With interest rates in Canada on a downward trend – and expected to continue their decline – the real estate sector, particularly Real Estate Investment Trusts (REITs), is becoming increasingly attractive.
When bond yields fall, investors often seek alternatives for income, making REITs appealing due to their higher yield potential and nature of leveraging lower interest rates to finance property purchases more cheaply.
In this environment, REIT ETFs stand out as a potent choice for those looking to gain broad exposure to the real estate market while also harvesting steady, above-average monthly income.
Among the lineup of REIT ETFs available in Canada, one particularly notable option for those seeking diversified exposure across North America is the Hamilton REITs YIELD MAXIMIZER ETF (TSX:RMAX). Here’s what you need to know.
What does RMAX hold?
Currently, RMAX maintains an equally weighted portfolio consisting of 20 of the largest REITs across North America.
This strategic design ensures that the ETF does not overweight any particular subsector of the real estate market.
Consequently, investors gain exposure to a diverse mix of REIT types, including self-storage, office, retail, residential, industrial, data centres, and cell towers.
The inclusion of U.S. REITs alongside Canadian ones is a distinctive feature of RMAX, setting it apart from many other REIT ETFs that typically focus solely on Canadian properties.

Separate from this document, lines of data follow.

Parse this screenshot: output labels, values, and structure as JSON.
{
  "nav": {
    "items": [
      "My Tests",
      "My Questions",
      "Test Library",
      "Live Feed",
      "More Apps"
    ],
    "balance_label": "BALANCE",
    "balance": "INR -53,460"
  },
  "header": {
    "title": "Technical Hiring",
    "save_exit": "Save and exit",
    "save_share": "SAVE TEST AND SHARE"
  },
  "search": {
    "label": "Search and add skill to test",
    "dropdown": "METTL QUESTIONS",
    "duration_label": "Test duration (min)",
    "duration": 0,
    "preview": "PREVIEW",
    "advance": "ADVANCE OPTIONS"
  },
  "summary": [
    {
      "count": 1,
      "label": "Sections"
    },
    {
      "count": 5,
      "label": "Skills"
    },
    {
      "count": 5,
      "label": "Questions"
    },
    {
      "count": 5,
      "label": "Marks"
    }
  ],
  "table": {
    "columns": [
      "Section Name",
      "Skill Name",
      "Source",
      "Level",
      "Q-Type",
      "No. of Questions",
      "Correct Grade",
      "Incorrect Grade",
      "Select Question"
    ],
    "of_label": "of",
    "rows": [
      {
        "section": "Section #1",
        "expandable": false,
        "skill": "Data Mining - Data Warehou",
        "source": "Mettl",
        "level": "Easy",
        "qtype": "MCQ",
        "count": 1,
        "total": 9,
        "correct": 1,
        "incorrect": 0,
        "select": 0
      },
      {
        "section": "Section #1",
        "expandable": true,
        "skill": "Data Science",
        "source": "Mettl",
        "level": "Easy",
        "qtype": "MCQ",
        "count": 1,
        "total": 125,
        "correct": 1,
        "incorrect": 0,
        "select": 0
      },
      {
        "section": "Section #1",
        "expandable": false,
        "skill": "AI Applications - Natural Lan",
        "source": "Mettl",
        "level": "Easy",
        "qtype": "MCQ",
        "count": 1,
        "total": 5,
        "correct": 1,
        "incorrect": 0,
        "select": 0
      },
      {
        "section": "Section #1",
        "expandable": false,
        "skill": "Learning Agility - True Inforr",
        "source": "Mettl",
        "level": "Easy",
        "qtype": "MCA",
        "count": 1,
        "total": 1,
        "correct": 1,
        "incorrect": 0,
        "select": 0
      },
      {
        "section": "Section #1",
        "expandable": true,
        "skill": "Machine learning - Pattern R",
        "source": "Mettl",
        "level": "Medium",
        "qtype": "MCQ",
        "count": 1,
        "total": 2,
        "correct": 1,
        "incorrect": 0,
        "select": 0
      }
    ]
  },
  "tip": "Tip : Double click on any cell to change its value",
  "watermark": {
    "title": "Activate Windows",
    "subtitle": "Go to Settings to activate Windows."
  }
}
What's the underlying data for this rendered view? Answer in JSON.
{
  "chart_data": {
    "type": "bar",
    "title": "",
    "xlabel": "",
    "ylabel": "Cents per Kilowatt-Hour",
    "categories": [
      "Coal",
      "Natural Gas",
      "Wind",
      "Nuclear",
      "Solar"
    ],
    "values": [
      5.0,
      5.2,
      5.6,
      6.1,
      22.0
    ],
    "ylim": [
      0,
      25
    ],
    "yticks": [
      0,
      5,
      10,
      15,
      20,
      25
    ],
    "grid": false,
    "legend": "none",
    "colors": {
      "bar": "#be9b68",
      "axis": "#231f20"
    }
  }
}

This North American scope significantly enhances the diversification benefits for investors, spreading risk across different markets and real estate sectors.
How does RMAX generate income?
RMAX generates its notable yield through two primary income streams: the inherent distributions from the REITs it holds and the strategic use of covered calls.
REITs are typically favoured for their robust distribution yields, and by holding a portfolio of the 20 largest North American REITs, RMAX already establishes a solid base yield.
To further enhance income, RMAX employs a covered call strategy on up to 30% of its portfolio. This approach involves selling call options on holdings within the ETF.
Simply put, covered calls involve sacrificing some potential upside in exchange for immediate income. This means that while investors still benefit from 70% of the portfolio’s potential price appreciation, they also enjoy significantly higher monthly income.
As of the latest data from October 7th, with an NAV of $18.05, the last monthly distribution paid was $0.137 per share, which annualized works out to a 9.1% yield.